Las mugeres, los viejos y los niños, que se habian acogido como débiles é inermes á la mezquita principal, fueron muertos sin compasion, y casas y calles y mezquitas solo mostraban cadáveres.
La venganza que los cristianos tomaron por el desastre de Zahara, fué completa y horrible.
La noticia de este desastre llenó de luto á Granada, los fakies cruzaban por las plazas y por las calles llorando á voces y pronunciando las mas terribles y funestas profecías: el pueblo estaba espantado, y aumentaba el espanto la llegada de los habitantes de las villas fronterizas que venian desalados á encerrarse en Granada con sus haberes, temerosos de una suerte igual á la de Alhacen.
Pero Muley-Hhacem no se aterró; reunió de golpe tres mil caballos y cincuenta mil peones y marchó sobre Alhama, pero con la precipitacion se habia olvidado de llevar artillería y no pudo recobrar la ciudad.
Mas adelante volvió á cercar á Alhama, y ya casi estaba á punto de rendirse cuando le avisaron de que su presencia era necesaria en Granada.
Su hijo y su hermano se le habian rebelado cada cual por su parte, y era llegado el momento en que los bandos interiores no le dejasen tiempo ni fuerza para atentar á la defensa de sus fronteras.
VII.
Entretanto los cristianos tomaron á Loja, y mientras Muley-Hhacem fué á su socorro, su hijo Boabdil, ayudado por su bando, se rebeló abiertamente en Granada proclamándose rey; los vasallos leales del rey acudieron á su defensa, acaudillados por el wazir y por el walí de la ciudad: hubo un reñidísimo combate en las calles, y los rebeldes lograron apoderarse del Albaicin.
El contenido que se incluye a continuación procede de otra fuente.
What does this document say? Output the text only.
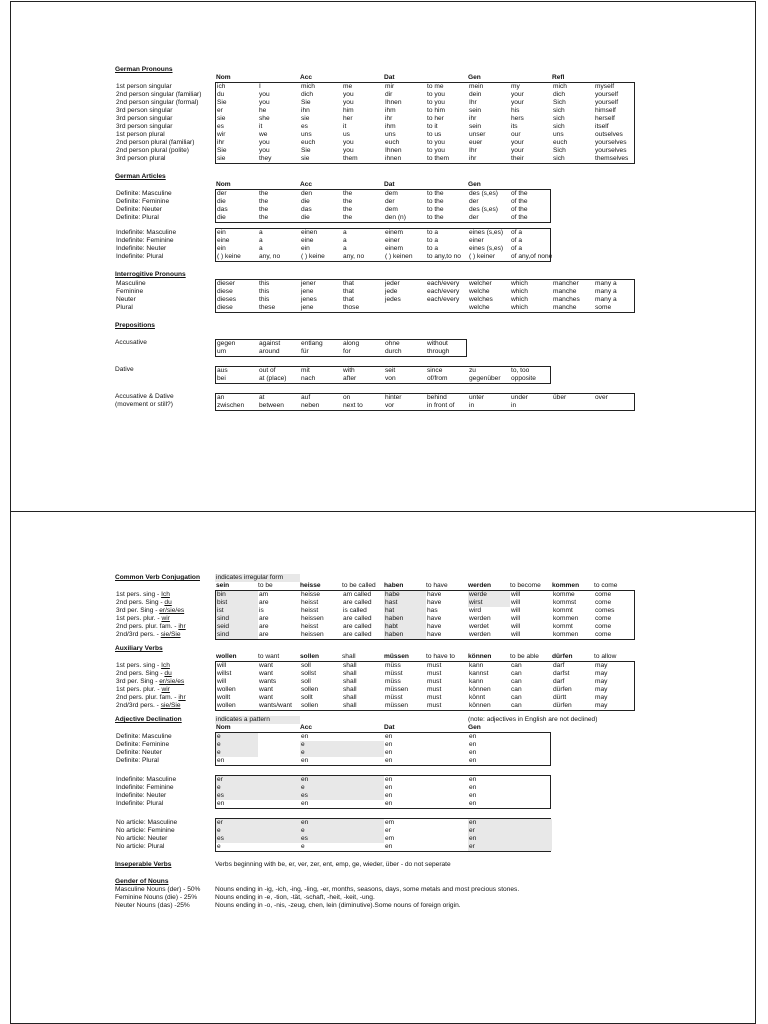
German Pronouns
Nom	Acc	Dat	Gen	Refl
1st person singular	ich	I	mich	me	mir	to me	mein	my	mich	myself
2nd person singular (familiar)	du	you	dich	you	dir	to you	dein	your	dich	yourself
2nd person singular (formal)	Sie	you	Sie	you	Ihnen	to you	Ihr	your	Sich	yourself
3rd person singular	er	he	ihn	him	ihm	to him	sein	his	sich	himself
3rd person singular	sie	she	sie	her	ihr	to her	ihr	hers	sich	herself
3rd person singular	es	it	es	it	ihm	to it	sein	its	sich	itself
1st person plural	wir	we	uns	us	uns	to us	unser	our	uns	outselves
2nd person plural (familiar)	ihr	you	euch	you	euch	to you	euer	your	euch	yourselves
2nd person plural (polite)	Sie	you	Sie	you	Ihnen	to you	Ihr	your	Sich	yourselves
3rd person plural	sie	they	sie	them	ihnen	to them	ihr	their	sich	themselves
German Articles
Nom	Acc	Dat	Gen
Definite: Masculine	der	the	den	the	dem	to the	des (s,es)	of the
Definite: Feminine	die	the	die	the	der	to the	der	of the
Definite: Neuter	das	the	das	the	dem	to the	des (s,es)	of the
Definite: Plural	die	the	die	the	den (n)	to the	der	of the
Indefinite: Masculine	ein	a	einen	a	einem	to a	eines (s,es)	of a
Indefinite: Feminine	eine	a	eine	a	einer	to a	einer	of a
Indefinite: Neuter	ein	a	ein	a	einem	to a	eines (s,es)	of a
Indefinite: Plural	( ) keine	any, no	( ) keine	any, no	( ) keinen	to any,to no	( ) keiner	of any,of none
Interrogitive Pronouns
Masculine	dieser	this	jener	that	jeder	each/every	welcher	which	mancher	many a
Feminine	diese	this	jene	that	jede	each/every	welche	which	manche	many a
Neuter	dieses	this	jenes	that	jedes	each/every	welches	which	manches	many a
Plural	diese	these	jene	those	welche	which	manche	some
Prepositions
Accusative	gegen	against	entlang	along	ohne	without
um	around	für	for	durch	through
Dative	aus	out of	mit	with	seit	since	zu	to, too
bei	at (place)	nach	after	von	of/from	gegenüber	opposite
Accusative & Dative
(movement or still?)
an	at	auf	on	hinter	behind	unter	under	über	over
zwischen	between	neben	next to	vor	in front of	in	in
Common Verb Conjugation	indicates irregular form
sein	to be	heisse	to be called	haben	to have	werden	to become	kommen	to come
1st pers. sing - Ich	bin	am	heisse	am called	habe	have	werde	will	komme	come
2nd pers. Sing - du	bist	are	heisst	are called	hast	have	wirst	will	kommst	come
3rd per. Sing - er/sie/es	ist	is	heisst	is called	hat	has	wird	will	kommt	comes
1st pers. plur. - wir	sind	are	heissen	are called	haben	have	werden	will	kommen	come
2nd pers. plur. fam. - ihr	seid	are	heisst	are called	habt	have	werdet	will	kommt	come
2nd/3rd pers. - sie/Sie	sind	are	heissen	are called	haben	have	werden	will	kommen	come
Auxiliary Verbs
wollen	to want	sollen	shall	müssen	to have to	können	to be able	dürfen	to allow
1st pers. sing - Ich	will	want	soll	shall	müss	must	kann	can	darf	may
2nd pers. Sing - du	willst	want	sollst	shall	müsst	must	kannst	can	darfst	may
3rd per. Sing - er/sie/es	will	wants	soll	shall	müss	must	kann	can	darf	may
1st pers. plur. - wir	wollen	want	sollen	shall	müssen	must	können	can	dürfen	may
2nd pers. plur. fam. - ihr	wollt	want	sollt	shall	müsst	must	könnt	can	dürtt	may
2nd/3rd pers. - sie/Sie	wollen	wants/want	sollen	shall	müssen	must	können	can	dürfen	may
Adjective Declination	indicates a pattern	(note: adjectives in English are not declined)
Nom	Acc	Dat	Gen
Definite: Masculine	e	en	en	en
Definite: Feminine	e	e	en	en
Definite: Neuter	e	e	en	en
Definite: Plural	en	en	en	en
Indefinite: Masculine	er	en	en	en
Indefinite: Feminine	e	e	en	en
Indefinite: Neuter	es	es	en	en
Indefinite: Plural	en	en	en	en
No article: Masculine	er	en	em	en
No article: Feminine	e	e	er	er
No article: Neuter	es	es	em	en
No article: Plural	e	e	en	er
Inseperable Verbs	Verbs beginning with be, er, ver, zer, ent, emp, ge, wieder, über - do not seperate
Gender of Nouns
Masculine Nouns (der) - 50%	Nouns ending in -ig, -ich, -ing, -ling, -er, months, seasons, days, some metals and most precious stones.
Feminine Nouns (die) - 25%	Nouns ending in -e, -tion, -tät, -schaft, -heit, -keit, -ung.
Neuter Nouns (das) -25%	Nouns ending in -o, -nis, -zeug, chen, lein (diminutive).Some nouns of foreign origin.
El populacho ansioso de novedades y trastornos, se declaró por el hijo y desbarató á los que venian con gentes á nombre de su padre. En vano algunos buenos caballeros pretendian restablecer la paz: el rey Muley-Hhacem, dejando lo de Loja acudió á Granada, y ayudado por su hermano el infante Zelim walí de Almería, pudo recobrar la Alhambra á escepcion de una torre que defendia el alcaide Aben-Comixa, que despues fué wazir de Boabdil.
Con estas ventajas el rey viejo y el infante su hermano, se atrevieron á bajar á la llanura, pero fueron desbastados.